Ma chi si prendeva cura dei mici non è certo disposto a chiudere la vicenda senza andare a fondo. Da qui la denuncia ai carabinieri di Trenzano, al Comune di Maclodio e all'Asl di Orzinuovi. «Vogliamo scoprire con che veleno sono stati uccisi i nostri amati gattini, che non davano fastidio a nessuno», sono rattristati e amareggiati il pensionato che seguiva la colonia (che in verità, come vedremo, non lo era «legalmente») e la signora Dognini, proprietaria della tenuta con le sorelle.
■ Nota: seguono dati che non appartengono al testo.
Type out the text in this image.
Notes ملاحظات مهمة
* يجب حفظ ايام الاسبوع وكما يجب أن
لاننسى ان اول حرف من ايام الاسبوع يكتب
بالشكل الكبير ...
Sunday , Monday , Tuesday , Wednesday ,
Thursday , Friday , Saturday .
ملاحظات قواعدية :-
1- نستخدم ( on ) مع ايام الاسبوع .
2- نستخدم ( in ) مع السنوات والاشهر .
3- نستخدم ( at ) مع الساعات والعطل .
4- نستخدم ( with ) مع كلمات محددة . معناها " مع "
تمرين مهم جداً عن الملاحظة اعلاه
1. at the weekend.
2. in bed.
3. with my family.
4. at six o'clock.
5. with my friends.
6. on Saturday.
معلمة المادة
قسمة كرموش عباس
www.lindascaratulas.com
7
I gatti vivevano liberi nella cascina e di notte rientravano nella stalla vuota dove trovavano le loro ciotole piene di croccantini.

In queste è stato versato il veleno? «È impossibile - spiega la signora Dognini -, la sera la cascina viene chiusa e non risulta che nessuno abbia forzato le serrature per entrare». È quindi verosimile che il veleno sia stato versato in alcune ciotole all'esterno dello stabile.

Della vicenda si sta occupando anche la Polizia locale di Maclodio, si dovrà verificare soprattutto che il veleno non abbia inquinato i terreni attorno alla cascina, nel qual caso si dovrà procedere con una bonifica. Ma la storia non è ancora finita, perché oltre al danno potrebbe esserci la beffa. In futuro difficilmente potrà ricostituirsi una comunità felina a Torre Calini. «Non è possibile dar vita a una colonia vera e propria - spiegano - perché questa è una proprietà privata; d'altro canto se volessimo tenere altri gatti dovremmo registrarli dotandoli di microchip. Ma i mici, per quanto socievoli, restano pur sempre selvatici e gestirli in questo modo non sarebbe possibile».
Su chi sia l'autore della strage di gatti (come chiamarla diversamente?) si fanno solo ipotesi, ma ovviamente nulla di certo. Forse qualcuno che era stato allontanato dalla cascina e che ha quindi pensato (male) di vendicarsi sui poveri mici. Aveva ragione Ambrose Bierce: il gatto, diceva l'umorista americano, è un soffice indistruttibile essere cui la natura ha riservato la prerogativa di essere preso a calci quando nella cerchia domestica le cose vanno storte.